Yellowstone deployment efforts continue to pursue performance improvements

September 6, 2012

The Yellowstone timeline has continued to slip despite long hours put in by CISL, IBM and Mellanox staff. At this writing, the most optimistic timeline has the three-week acceptance test period beginning late this week (the tail end of August), which pushes first user access at least to late September.

While the compute and storage hardware looks good and has demonstrated itself to be more stable than anticipated, with little “infant mortality” observed so far, IBM and Mellanox are continuing to address challenges to achieving the expected performance of 90 GB/s between the compute and storage systems.

The performance tuning involves complex hardware, software, and firmware interactions among the more than 4,500 compute nodes on Yellowstone; the 4,500 disk drives, 76 disk controllers, and 20 GPFS servers of the GLADE resource; and the InfiniBand interconnect comprised of nine core switches, 250 leaf switches, and more than 9,500 copper and fibre cables.
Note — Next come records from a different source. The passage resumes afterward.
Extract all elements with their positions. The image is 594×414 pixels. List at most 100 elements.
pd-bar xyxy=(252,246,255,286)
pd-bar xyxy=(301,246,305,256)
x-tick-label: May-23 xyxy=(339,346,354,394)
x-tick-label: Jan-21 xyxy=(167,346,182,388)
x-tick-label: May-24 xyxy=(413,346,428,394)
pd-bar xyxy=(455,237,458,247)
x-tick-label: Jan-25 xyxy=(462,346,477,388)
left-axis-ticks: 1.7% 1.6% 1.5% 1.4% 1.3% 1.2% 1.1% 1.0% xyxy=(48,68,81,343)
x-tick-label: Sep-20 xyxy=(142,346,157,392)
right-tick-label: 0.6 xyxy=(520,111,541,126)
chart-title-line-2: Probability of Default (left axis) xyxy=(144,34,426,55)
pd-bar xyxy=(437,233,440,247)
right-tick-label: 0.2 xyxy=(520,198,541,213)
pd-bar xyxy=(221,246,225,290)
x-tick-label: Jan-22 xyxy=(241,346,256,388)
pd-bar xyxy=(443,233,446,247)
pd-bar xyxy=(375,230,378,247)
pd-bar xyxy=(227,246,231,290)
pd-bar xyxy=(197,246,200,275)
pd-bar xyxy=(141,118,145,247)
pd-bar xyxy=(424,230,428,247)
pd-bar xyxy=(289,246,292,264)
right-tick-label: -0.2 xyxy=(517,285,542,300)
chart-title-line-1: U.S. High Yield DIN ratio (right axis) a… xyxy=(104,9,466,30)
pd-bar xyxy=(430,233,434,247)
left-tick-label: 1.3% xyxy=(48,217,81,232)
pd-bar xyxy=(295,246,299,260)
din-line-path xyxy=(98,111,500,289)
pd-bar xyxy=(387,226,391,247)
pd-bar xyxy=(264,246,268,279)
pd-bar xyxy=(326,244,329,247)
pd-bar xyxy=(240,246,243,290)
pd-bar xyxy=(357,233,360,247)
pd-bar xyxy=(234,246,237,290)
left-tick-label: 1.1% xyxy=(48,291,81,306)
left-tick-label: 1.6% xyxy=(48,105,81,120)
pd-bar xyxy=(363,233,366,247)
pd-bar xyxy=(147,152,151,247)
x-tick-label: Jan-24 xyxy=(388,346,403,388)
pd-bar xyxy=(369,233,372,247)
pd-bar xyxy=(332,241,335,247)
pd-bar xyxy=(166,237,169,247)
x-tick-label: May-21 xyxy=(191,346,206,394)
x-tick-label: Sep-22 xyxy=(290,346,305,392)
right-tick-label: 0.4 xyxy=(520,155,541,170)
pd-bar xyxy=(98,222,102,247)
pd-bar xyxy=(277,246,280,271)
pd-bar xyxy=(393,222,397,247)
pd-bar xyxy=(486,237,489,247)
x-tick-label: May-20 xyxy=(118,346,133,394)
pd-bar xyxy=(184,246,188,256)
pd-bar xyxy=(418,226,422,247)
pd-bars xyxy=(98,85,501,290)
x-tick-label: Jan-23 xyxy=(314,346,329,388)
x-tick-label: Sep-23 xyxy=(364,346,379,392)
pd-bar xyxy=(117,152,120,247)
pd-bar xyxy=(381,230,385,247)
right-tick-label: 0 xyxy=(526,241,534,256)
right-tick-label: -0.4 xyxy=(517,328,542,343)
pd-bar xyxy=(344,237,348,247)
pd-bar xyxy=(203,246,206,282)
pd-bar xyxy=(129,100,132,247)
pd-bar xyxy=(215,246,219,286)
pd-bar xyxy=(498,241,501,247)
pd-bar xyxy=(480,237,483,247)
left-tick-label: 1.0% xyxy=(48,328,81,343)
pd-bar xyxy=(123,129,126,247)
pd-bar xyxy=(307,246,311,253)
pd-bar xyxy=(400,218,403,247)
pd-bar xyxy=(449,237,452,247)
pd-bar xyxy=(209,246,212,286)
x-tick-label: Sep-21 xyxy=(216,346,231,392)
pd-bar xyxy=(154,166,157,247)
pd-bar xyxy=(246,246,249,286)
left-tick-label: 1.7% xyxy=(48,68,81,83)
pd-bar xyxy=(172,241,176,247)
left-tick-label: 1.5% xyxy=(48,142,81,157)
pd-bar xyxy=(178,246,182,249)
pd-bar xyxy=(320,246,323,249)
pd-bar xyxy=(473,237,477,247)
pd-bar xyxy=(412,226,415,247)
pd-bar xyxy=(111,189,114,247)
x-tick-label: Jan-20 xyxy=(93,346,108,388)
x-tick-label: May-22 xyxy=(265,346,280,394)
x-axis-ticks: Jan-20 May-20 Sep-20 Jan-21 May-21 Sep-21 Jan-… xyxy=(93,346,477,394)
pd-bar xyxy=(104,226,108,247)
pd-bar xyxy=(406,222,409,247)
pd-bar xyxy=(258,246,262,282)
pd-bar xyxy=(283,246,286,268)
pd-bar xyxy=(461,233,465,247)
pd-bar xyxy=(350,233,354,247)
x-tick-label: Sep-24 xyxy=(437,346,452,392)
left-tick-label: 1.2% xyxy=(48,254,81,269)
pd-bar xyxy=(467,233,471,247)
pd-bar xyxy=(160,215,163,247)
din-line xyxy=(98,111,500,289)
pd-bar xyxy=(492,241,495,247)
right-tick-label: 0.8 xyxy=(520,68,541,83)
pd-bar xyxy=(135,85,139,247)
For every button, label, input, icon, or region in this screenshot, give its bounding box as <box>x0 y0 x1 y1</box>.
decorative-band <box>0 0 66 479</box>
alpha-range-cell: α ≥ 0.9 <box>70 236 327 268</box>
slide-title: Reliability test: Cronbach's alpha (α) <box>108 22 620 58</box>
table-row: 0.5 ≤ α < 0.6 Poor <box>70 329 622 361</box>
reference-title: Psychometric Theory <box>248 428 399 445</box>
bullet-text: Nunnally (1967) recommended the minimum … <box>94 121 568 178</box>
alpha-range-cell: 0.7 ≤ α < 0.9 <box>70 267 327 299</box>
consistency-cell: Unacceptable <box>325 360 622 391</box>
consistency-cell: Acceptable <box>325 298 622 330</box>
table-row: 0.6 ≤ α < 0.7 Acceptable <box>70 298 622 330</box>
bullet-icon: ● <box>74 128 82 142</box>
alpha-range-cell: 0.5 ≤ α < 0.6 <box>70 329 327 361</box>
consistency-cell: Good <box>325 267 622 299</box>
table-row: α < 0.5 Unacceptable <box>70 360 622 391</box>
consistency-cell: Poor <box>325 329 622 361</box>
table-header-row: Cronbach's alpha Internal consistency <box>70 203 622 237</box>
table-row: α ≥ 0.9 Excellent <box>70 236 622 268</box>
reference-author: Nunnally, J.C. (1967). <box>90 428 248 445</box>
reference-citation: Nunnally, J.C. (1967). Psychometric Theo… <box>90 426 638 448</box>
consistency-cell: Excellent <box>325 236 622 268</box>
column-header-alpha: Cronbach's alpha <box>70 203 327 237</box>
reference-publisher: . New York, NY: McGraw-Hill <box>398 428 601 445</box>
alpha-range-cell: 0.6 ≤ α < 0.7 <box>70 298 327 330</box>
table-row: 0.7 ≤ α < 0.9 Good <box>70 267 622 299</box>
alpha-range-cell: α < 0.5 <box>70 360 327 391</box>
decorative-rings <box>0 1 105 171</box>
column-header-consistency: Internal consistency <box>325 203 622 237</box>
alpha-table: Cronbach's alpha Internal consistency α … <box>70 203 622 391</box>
CISL is monitoring the deployment process closely, with ongoing interactions with and updates from the IBM team. Given the extent of the delays thus far, CISL is watching the system's stability and performance results and looking for the earliest possible opportunity to move into acceptance testing. If IBM's performance results are not quite at the promised levels, CISL may elect to pursue acceptance despite the shortfall and discuss alternate methods of later achieving performance targets with IBM.

When the Yellowstone timeline solidifies, CISL will also re-evaluate the schedule for Bluefire. With any Yellowstone delays, users can expect Bluefire’s decommissioning date to be extended accordingly.